Poppy-cock, Professor. New knowledge doesn’t deprive Maori of any land rights at all; feudal, tribal societies lived by the laws of ‘might is right’, ‘to the victor the spoils’, and ‘if you cannot defend it, you don’t own it’, thus were their boundaries enforced, or destroyed, over time. When property rights manifested under laws the land titles generally acquiesced to the current tenant, a situation sometimes reluctantly acceded to in the Waitangi tribunal where in Wellington’s case the very late-arriving marauders of Ngati Toa won title to much territory under the concept of ‘conquest’. It may be tough, but that’s the way it is. Maori land rights will never, and should never, ever be extinguished by new knowledge of past inhabitants.

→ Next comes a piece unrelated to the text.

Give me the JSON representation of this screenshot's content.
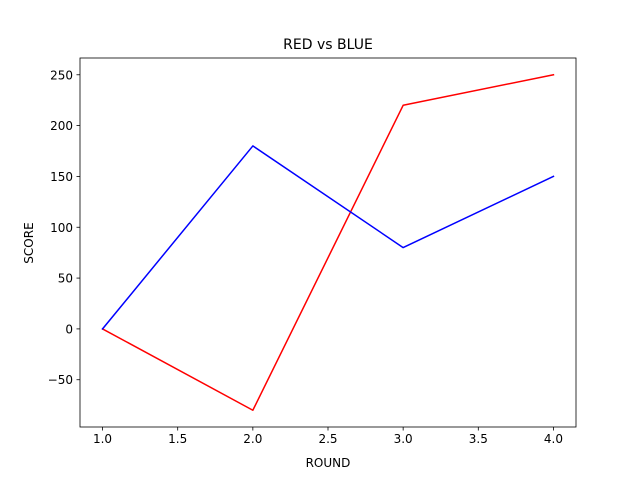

Should the Picts, of whom we have certain knowledge, rise up again and demand the North Eastern part of the British Isles be handed back, those lands taken from them by the raiding, murdering, sheep-stealing Scots, I doubt their claim would get very far in any international court of law. At all.
Claiming a knowledge monopoly on this beautiful group of islands’ past inhabitants, our academic snoot from Otago laughably states:
“”The evidence for pre-Maori inhabitants, of any origin, simply isn’t there. If it was, the professional community would have identified it”
Oh, my Giddy Aunt; the height, the peak, the nadir of academic arrogance, so typical of Otago. Thank the Lord Dr Halcrow wasn’t around in the 1970’s when ‘untrained’, ‘uneducated’, ‘mere housewife’ Joan Wiffen was whittling away in the gullies and escarpments of Hawkes Bay, the stupid, crazy, woman convinced there might be dinosaur fossils found there. How the clever Dr Halcrow’s of the 21st century might have derided her, too, writing her off, and in the process denied this country a piece of ground-breaking international geological history.
Pre-Maori Polynesian settlement of New Zealand should not be controversial, nor in serious dispute. Eminent ethnologist Elsdon Best, no slouch, and certainly no enemy of the good people of Maoridom, was completely convinced, with very sound reasoning, of the same, and though his thinking has been abandoned by latter-day revisionists they simply cannot expunge “Te Heke o Maruiwi’(The End of the Maruiwi [people]) from Maori lore and tribal histories where the circumstances, the sites, the pa’s, the battles, the names of the combatants, live on, sheltered from smarty-pants academics who would prefer to pretend they never existed.
If the group so abhorrent to RNZ and our fearless academics are guilty of anything; then so are their detractors guilty of the same: stoically convinced of pre-conceived outcomes.
All could do well to take a leaf, or hundreds (he wrote a helluva lot), from Elsdon Best, a man who believed that in following truths a narrative could be assembled, whereas in the 21st century we seem to assemble first a narrative, then pursue such ‘truth’ as to support it.